Although cars have shaped American culture and infrastructure, concerns about sustainability, safety and space have spurred a wave of innovations ranging from electric vehicles to self-driving ones, and a boom in car-sharing services such as Uber and Lyft. Meanwhile, interest in alternative forms of transport is growing in both urban and suburban areas. More people used public transportation in 2014 than they have in any year in six decades, and major metro areas are beginning to increase their investment in public transit, from D.C.’s own much-delayed but still symbolic H Street streetcar line to a potential $4 billion dollar transit expansion in notoriously car-heavy Atlanta.

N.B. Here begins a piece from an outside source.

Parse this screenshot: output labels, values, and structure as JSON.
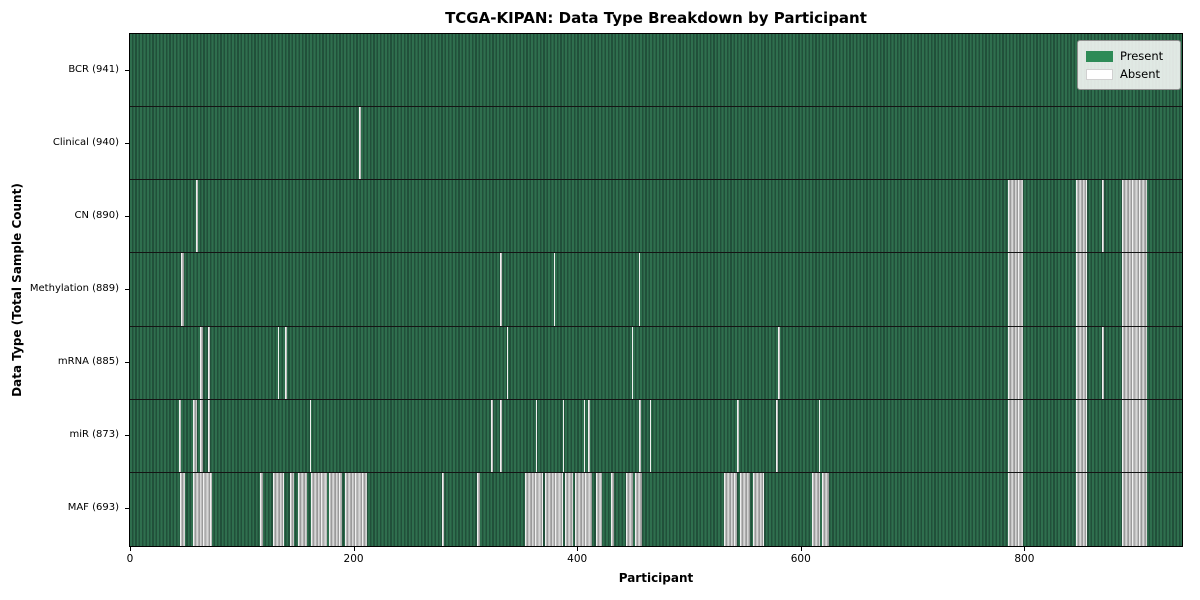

Nationally, President Obama recently signed legislation equalizing the tax breaks for commuters’ public transit and parking benefits, encouraging the use of public transportation as an alternative to private vehicles. Bicycle commuting has also grown 62 percent from 2000 to 2014, and bike shares in major cities have increased interest.
All these developments suggest that the city of the future may not revolve around private vehicle ownership. Many of these changes have been supported by advocates under the banner of “New Urbanism,” a movement that has been brewing in cities for the past two decades. New Urbanists emerged as critics of suburban sprawl, emphasizing environmentally friendly and walkable cities and borrowing urban development models before the rise of the automobile. Across the pond, other countries are already taking steps to move away from urban areas dominated by private vehicles. Oslo is the latest city to announce plans to make its downtown completely car-free by 2019, and at least six other European cities have similar goals.
Yet making this ideal realistic in the United States means addressing a host of challenges: The existing infrastructure of cities have been built for and shaped around private vehicles, and in many cities, efficient public transportation remains inaccessible to low-income and minority populations. Projects to install new infrastructure also often face opposition for their high costs and from those commuting to the city from the suburbs.
With the growing emphasis on walkable, transit-oriented and less congested metro areas, is it still possible that the city of the future might be car-free? What technologies are most likely to dominate such a landscape, and what would be the financial, social and governmental implications? Is there history that could offer insight into the future or explain how cars became so central in the first place?